Ragged Paged Attention: A High-Performance and Flexible LLM Inference Kernel for TPU
Summary: arXiv:2604.15464v1 Announce Type: cross
The deployment of Large Language Models (LLMs) is increasingly transitioning to cost-efficient accelerators like Google’s Tensor Processing Units (TPUs). This shift emphasizes the need for both performance and total cost of ownership (TCO). Despite this trend, existing LLM inference kernels and serving systems are primarily designed around GPU architectures. Consequently, there is a lack of established methodologies for efficiently mapping LLM workloads onto TPU architectures, particularly when addressing the dynamic and ragged execution patterns that are prevalent in modern serving scenarios.

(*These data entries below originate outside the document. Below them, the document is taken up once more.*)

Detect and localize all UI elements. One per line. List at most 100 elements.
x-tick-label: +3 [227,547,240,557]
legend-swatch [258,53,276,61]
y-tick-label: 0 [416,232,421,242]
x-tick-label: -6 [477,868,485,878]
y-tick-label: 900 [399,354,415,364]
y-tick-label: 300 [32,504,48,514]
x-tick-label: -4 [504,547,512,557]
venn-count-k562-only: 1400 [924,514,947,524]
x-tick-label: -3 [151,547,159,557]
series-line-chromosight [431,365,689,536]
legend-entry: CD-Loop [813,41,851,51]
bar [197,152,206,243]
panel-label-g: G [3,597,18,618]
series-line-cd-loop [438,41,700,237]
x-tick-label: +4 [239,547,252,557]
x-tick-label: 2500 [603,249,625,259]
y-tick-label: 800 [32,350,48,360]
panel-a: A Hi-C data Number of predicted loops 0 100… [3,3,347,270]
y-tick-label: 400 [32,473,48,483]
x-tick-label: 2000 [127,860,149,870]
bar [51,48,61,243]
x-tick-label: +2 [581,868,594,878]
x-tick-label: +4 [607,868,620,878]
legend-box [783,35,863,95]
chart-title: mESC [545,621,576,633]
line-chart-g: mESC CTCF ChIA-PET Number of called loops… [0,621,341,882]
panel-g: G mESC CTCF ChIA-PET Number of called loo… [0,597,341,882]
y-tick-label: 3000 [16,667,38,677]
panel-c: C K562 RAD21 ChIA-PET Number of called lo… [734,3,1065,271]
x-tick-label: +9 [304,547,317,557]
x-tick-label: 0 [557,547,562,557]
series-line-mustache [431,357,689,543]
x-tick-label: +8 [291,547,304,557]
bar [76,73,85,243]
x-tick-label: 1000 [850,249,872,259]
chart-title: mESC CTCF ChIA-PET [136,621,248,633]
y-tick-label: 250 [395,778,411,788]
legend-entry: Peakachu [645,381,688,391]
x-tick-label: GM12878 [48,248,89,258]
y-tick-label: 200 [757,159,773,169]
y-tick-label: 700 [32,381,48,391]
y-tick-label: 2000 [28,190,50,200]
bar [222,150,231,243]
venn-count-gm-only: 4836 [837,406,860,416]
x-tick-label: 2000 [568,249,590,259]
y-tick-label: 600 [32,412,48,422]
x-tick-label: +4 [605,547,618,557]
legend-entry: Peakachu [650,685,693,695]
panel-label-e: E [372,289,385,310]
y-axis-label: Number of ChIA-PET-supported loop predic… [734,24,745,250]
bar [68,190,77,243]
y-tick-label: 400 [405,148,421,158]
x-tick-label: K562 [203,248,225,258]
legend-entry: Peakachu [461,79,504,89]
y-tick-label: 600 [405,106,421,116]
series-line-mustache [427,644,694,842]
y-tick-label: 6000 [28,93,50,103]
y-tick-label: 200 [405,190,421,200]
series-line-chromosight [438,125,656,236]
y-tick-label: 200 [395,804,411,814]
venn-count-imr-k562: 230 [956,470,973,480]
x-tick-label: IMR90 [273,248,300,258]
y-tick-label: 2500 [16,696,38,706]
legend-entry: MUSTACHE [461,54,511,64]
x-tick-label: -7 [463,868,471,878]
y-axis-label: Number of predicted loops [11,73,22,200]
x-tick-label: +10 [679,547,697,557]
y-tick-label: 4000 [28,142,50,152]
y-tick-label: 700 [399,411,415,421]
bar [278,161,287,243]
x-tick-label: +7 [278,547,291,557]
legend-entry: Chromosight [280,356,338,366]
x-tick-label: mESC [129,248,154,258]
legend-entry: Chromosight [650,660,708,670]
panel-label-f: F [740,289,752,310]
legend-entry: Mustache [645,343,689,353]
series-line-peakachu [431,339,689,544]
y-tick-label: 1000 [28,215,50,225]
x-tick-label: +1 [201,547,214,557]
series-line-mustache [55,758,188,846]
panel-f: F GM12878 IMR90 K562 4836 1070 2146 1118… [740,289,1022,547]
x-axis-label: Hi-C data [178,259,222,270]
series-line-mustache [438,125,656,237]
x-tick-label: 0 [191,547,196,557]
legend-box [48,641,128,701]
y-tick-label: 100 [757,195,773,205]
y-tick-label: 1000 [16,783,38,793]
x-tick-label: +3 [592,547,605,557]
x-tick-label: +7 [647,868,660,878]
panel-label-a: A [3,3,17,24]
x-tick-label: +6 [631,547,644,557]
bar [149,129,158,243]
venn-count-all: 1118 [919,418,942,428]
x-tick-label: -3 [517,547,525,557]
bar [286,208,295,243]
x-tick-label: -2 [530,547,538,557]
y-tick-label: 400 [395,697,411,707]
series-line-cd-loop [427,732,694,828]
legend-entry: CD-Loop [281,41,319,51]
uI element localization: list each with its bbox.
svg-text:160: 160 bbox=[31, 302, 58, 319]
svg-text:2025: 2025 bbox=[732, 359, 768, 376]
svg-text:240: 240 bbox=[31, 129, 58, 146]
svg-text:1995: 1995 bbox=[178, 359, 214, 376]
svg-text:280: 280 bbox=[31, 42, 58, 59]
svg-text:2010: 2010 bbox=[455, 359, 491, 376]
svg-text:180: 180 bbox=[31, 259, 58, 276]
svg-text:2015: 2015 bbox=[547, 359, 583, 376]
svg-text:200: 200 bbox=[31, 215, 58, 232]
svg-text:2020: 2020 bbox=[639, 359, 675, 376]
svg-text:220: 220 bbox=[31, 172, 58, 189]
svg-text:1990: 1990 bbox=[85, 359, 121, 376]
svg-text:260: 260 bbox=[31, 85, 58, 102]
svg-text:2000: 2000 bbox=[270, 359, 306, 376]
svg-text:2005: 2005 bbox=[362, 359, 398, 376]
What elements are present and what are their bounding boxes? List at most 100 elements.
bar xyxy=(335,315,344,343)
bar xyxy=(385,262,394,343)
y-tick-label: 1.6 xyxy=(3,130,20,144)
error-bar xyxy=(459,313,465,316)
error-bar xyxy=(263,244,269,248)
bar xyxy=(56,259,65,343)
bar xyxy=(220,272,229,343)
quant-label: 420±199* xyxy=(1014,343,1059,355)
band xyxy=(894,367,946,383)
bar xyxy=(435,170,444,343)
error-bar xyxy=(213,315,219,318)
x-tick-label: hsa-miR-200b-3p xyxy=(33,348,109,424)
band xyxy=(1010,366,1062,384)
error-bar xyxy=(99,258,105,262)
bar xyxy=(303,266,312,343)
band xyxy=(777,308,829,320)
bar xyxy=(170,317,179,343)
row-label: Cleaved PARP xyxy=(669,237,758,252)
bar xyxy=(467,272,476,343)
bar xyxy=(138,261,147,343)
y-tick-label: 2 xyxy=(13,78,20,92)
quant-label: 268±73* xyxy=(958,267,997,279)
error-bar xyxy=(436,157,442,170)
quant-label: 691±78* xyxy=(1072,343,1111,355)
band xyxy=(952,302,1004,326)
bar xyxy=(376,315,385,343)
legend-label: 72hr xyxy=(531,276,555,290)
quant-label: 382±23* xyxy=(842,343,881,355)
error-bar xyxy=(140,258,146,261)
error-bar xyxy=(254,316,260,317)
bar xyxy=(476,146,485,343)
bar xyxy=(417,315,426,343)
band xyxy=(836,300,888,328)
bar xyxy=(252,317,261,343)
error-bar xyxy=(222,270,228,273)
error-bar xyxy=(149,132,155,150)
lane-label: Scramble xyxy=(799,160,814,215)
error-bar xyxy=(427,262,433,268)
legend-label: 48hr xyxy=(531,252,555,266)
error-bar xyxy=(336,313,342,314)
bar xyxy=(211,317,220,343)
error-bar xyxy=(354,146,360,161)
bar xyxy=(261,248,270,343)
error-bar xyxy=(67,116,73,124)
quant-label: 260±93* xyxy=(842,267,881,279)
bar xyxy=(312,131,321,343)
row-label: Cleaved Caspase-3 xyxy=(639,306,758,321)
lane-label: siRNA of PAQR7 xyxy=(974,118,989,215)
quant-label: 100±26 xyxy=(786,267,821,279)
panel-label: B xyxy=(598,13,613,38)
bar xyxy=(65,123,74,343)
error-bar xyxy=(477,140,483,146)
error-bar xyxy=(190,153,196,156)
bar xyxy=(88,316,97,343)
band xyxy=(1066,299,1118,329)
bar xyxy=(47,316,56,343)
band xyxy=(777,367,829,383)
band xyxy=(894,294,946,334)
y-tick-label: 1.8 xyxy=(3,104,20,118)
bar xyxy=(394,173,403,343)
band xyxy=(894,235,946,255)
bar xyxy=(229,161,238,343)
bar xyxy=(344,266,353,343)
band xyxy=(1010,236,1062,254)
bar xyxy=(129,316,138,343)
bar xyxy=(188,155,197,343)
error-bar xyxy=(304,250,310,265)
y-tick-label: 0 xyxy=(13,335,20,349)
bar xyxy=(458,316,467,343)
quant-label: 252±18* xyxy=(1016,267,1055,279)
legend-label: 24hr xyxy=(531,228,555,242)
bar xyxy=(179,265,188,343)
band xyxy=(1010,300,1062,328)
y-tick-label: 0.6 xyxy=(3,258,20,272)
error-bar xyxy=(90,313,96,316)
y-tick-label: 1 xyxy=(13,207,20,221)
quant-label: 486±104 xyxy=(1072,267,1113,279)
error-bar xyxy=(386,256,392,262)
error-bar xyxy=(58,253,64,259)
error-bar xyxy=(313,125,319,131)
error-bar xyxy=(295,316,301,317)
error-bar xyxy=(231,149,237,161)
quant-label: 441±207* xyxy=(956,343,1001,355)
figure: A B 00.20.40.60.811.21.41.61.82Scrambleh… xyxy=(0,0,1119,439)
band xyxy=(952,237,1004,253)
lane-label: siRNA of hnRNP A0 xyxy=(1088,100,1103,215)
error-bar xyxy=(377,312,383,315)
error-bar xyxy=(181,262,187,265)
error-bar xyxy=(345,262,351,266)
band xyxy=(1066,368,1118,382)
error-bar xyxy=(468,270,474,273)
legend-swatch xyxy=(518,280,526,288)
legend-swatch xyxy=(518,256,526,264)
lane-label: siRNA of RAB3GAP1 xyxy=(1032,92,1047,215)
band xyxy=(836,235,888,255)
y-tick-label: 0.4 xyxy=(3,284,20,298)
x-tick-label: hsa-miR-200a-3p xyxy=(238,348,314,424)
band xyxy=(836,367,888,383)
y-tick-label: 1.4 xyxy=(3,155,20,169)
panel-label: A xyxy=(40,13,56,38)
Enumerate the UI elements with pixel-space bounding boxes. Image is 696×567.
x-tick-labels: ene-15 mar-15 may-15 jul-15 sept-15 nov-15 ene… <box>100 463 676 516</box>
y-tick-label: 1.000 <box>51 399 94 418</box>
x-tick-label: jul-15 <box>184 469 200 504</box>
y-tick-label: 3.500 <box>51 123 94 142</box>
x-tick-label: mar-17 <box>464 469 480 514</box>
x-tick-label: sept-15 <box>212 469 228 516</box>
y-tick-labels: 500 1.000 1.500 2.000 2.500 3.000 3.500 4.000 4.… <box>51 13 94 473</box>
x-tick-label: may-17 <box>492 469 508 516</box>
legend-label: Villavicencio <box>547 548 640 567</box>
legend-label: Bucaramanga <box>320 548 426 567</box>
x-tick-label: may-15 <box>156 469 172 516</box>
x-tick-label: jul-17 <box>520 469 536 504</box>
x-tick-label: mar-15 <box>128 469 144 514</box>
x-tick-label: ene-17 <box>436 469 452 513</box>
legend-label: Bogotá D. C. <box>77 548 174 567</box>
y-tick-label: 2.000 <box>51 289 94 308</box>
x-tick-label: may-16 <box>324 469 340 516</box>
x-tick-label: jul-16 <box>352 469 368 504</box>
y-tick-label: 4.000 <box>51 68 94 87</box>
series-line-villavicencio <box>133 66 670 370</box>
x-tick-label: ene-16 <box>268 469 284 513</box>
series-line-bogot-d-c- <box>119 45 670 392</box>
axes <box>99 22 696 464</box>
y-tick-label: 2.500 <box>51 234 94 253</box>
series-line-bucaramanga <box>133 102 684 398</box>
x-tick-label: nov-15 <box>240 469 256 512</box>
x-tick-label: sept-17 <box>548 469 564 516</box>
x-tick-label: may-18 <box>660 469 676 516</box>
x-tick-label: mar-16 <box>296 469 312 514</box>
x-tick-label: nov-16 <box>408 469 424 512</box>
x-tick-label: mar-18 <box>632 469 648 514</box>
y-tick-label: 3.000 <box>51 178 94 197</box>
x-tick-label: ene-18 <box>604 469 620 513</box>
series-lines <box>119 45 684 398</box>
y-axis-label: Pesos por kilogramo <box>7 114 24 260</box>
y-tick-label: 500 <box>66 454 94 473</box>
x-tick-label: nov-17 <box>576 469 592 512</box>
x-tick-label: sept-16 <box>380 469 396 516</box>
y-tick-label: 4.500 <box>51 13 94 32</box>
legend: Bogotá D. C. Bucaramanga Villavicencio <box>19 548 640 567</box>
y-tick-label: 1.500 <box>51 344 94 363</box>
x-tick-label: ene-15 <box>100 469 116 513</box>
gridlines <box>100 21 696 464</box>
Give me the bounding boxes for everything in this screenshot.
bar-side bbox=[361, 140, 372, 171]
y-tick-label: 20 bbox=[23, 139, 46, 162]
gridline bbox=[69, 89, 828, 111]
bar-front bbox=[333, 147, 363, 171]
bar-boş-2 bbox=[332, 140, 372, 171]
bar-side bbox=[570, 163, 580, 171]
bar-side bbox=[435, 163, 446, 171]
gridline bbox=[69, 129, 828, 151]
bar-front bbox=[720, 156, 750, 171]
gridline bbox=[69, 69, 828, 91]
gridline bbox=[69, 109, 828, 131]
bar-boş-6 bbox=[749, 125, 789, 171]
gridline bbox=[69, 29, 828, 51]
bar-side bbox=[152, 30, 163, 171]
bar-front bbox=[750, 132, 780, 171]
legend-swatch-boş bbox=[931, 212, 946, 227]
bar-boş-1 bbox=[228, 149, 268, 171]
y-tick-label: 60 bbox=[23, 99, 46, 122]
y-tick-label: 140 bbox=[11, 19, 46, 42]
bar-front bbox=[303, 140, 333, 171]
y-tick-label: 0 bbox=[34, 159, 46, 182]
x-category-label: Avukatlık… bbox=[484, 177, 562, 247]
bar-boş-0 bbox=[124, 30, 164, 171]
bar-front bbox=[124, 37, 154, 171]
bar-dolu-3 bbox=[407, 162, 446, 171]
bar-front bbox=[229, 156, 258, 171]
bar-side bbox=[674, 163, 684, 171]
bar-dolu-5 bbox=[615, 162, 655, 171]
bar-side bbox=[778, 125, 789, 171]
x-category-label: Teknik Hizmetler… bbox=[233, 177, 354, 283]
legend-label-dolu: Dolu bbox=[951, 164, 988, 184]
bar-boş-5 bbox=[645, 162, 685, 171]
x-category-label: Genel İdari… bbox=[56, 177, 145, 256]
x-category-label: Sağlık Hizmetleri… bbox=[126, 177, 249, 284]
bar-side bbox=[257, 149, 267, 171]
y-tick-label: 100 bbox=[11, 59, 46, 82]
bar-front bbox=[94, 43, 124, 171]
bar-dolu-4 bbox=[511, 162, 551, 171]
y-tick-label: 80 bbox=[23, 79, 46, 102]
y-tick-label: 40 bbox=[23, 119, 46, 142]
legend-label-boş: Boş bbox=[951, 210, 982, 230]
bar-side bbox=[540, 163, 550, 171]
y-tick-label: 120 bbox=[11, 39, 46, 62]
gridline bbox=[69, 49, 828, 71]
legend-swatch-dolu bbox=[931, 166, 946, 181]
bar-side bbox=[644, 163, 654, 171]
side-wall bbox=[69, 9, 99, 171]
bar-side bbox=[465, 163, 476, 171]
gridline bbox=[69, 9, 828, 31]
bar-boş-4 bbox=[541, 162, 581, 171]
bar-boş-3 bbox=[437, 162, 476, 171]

Introduction to Ragged Paged Attention
In response to these challenges, we introduce Ragged Paged Attention (RPA), a high-performance and flexible attention kernel designed for use with TPUs. RPA is implemented using advanced frameworks such as Pallas and Mosaic, providing a robust solution for the efficient execution of LLM workloads on TPU hardware.
Key Techniques of RPA
The RPA kernel incorporates three key techniques to enhance its performance and flexibility:
- Fine-Grained Tiling: This technique enables efficient dynamic slicing over ragged memory, allowing for better memory management and utilization.
- Custom Software Pipeline: RPA features a unique software pipeline that fuses key-value (KV) cache updates with attention computations, minimizing latency and maximizing throughput.
- Distribution-Aware Compilation Strategy: By generating specialized kernels tailored for different workloads—such as decode, prefill, and mixed workloads—RPA optimizes performance across various use cases.
Performance Evaluation
In an evaluation using the Llama 3 8B model on TPU7x, RPA demonstrated impressive performance metrics. It achieved up to 86% memory bandwidth utilization (MBU) during decode operations and 73% model FLOPs utilization (MFU) during prefill tasks. These results indicate that RPA not only meets but exceeds performance expectations for LLM inference on TPU architectures.
Integration and Impact
RPA has been integrated as the primary TPU backend in both vLLM and SGLang, providing a production-grade foundation for efficient TPU inference. This integration highlights RPA’s significance in the evolving landscape of LLM deployment and offers practical insights into the design of kernels for TPUs.
Conclusion
The introduction of Ragged Paged Attention marks a significant advancement in the realm of LLM inference on TPUs. By addressing the unique challenges posed by ragged execution patterns and providing high-performance solutions, RPA stands to enhance the efficiency and effectiveness of deploying large language models in various applications. As the demand for LLMs continues to grow, solutions like RPA will play a crucial role in optimizing performance while managing costs.